RELATOS ROTOS XXII - CAMINO DEL CEMENTERIO

     El ser humano, espejismo ambiguo, derrotado dios expulsado de un Olimpo, condenado a viajar por los senderos yertos de una efímera existencia. Gira el planeta, olvidando a las criaturas que dan vida a su piel, transformadas en vagos espectros de decepción y angustia. Hay que chillar, hay que sumergirse en la multitud obtusa, para ahogar el vacío existencial, emprendiendo una huida hacia ninguna parte; vano intento de aferrarse a los riscos quebrados, mientras a nuestros pies ruge el mar; y ruge, ruge, ruge…
    Por el lodoso camino serpenteante que lleva al cementerio, el negro carruaje fúnebre transporta el ataúd de maderas recias, último refugio de los restos mortales de una joven. Dos hermosos ejemplares de caballos con tupidas y sedosas cabelleras azabache, ascienden lentamente hundiendo sus pezuñas en el barro acumulado a causa de las fuertes tormentas que han tenido lugar durante el día. Delante, detrás y paralelos al carruaje, gentes de negro con los curtidos rostros demacrados por el dolor, portan cirios que, junto con la luna llena señoreando el cielo, iluminan la escena. La mayoría de las mujeres llevan su rostro atenuado por un velo; los hombres más ancianos, apoyan sus bastones para ayudarse en la ascensión, mientras entonan un canto grave y fúnebre que parece salido de las mismas entrañas del planeta y hace vibrar la tierra bajo sus pies. El sudor perla el negro pelaje de los caballos cuyos belfos tiemblan cuando exhalan el aire que vaporosamente se funde con la niebla reinante en la fría noche. Oscuras nubes grises de formas amenazantes ensombrecen lentamente la comitiva al interponerse entre la tierra y la luna; con la misma parsimonia vuelven a deslizarse por la cara visible del astro para después abandonarla haciendo que brille de nuevo llena en todo su esplendor. Ha dejado de llover, la procesión alterna el canto susurrante y profundo, con momentos de silencio, sólo profanados por el ruido que provoca el movimiento de los ejes de la carroza. Árboles dispersos, solitarios, custodian el paso del cortejo. Algunos retorcidos y secos, vencidos por el tiempo inexorable; otros carbonizados por los rayos caídos durante cientos de años; unos pocos aún desprenden el humo por la herida reciente de la última tormenta.

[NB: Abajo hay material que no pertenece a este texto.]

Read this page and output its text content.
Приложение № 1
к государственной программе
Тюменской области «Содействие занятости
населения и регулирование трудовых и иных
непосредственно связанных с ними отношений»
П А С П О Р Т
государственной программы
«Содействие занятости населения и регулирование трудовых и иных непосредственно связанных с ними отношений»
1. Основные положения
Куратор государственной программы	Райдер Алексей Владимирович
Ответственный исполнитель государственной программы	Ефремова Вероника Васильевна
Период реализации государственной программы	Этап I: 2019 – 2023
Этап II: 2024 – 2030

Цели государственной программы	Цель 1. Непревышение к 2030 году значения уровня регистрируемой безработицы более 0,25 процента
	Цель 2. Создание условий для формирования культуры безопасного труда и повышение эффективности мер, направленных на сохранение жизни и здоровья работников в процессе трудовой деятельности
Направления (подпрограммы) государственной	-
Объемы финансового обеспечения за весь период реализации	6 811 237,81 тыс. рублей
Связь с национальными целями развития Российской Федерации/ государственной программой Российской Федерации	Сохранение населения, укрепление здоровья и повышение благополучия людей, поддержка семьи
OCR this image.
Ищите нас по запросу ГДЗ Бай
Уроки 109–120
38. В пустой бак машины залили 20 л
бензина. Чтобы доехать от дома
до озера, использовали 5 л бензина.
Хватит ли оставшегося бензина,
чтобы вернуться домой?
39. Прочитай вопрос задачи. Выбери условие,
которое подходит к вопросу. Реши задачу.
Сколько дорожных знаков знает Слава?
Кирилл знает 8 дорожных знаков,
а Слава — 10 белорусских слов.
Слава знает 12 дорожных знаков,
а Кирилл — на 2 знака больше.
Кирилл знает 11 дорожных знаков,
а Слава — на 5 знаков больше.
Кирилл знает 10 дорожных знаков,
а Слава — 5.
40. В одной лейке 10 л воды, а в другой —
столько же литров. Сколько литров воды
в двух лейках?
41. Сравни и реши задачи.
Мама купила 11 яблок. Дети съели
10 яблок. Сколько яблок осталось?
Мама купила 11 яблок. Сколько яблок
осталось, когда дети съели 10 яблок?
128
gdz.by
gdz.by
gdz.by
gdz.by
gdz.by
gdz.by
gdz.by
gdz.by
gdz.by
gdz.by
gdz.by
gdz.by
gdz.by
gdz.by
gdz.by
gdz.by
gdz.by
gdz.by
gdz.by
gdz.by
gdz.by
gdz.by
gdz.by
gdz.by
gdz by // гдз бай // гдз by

    Somos la espuma de una gigantesca ola que en el inicio de los tiempos rompió contra la costa; hace mucho, cuando el humano aún No Era. Vacío y más vacío, pretérito y futuro. Así vive el hombre, rodeado en el tiempo por lo que fue y lo que no será. Una brizna de hierba mojada por el rocío matinal, es más auténtica que toda la falacia civilizadora. “Políticamente correctos, así os quiero”, le dice el poder a las gentes. Y la muchedumbre agacha la cabeza, servil, condicionada, subyugada por los más horribles cantos de sirena que jamás hubiese podido imaginar la mente humana. Una sombra se cierne sobre el mundo, disimulada por oropeles tecnológicos, por sueños vanos de éxito y alabanza. Mientras, en el rincón olvidado, canta el poeta; canta, canta, canta…
    El anciano párroco encabeza la comitiva cabizbajo, murmurando oraciones ininteligibles; mientras los ejes de las ruedas del coche fúnebre siguen cantando un lamento triste y desconocido. El negro pelaje de los équidos se perla cada vez más de sudor a causa del esfuerzo realizado, ya que la pendiente se va haciendo más pronunciada a medida que se acerca al camposanto. ¿Quién fue lo que ahora es un cuerpo inerte transportado por siniestro carruaje? Dentro del ataúd ya ha comenzado el proceso de descomposición que ira haciendo desaparecer la carne que sintió; los ojos llenos de amaneceres y atardeceres se acabarán diluyendo, dando lugar a las cuencas vacías, ventanas misteriosas que parecen mirar al interior del abismo de lo ignoto. Siempre es así, la calavera asomará con esa risa insólita y sarcástica, siniestra, que tienen todas las calaveras. La desnudez mortal que a todos llega, iguala a los hombres ante la nada. Huesos que en ocasiones se resisten a ser vencidos por el paso del tiempo, y yacen en algún rincón del cementerio; fémures, calvarias, restos astillados, en nichos o en tumbas medio abiertas. Un cárabo inquieto ulula posado en la seca y retorcida rama. Hasta los centenarios colosos arbóreos acaban viendo llegado su fin. Esporádicos graznidos de los cuervos que revolotean en los campos de cultivo del valle cercano son traídos por el viento hacia la comitiva. Campos en los que, mientras el anochecer tiende su manto púrpura sobre ellos, algún campesino solitario apura las últimas labores aprovechando el frescor que proporciona el crepúsculo.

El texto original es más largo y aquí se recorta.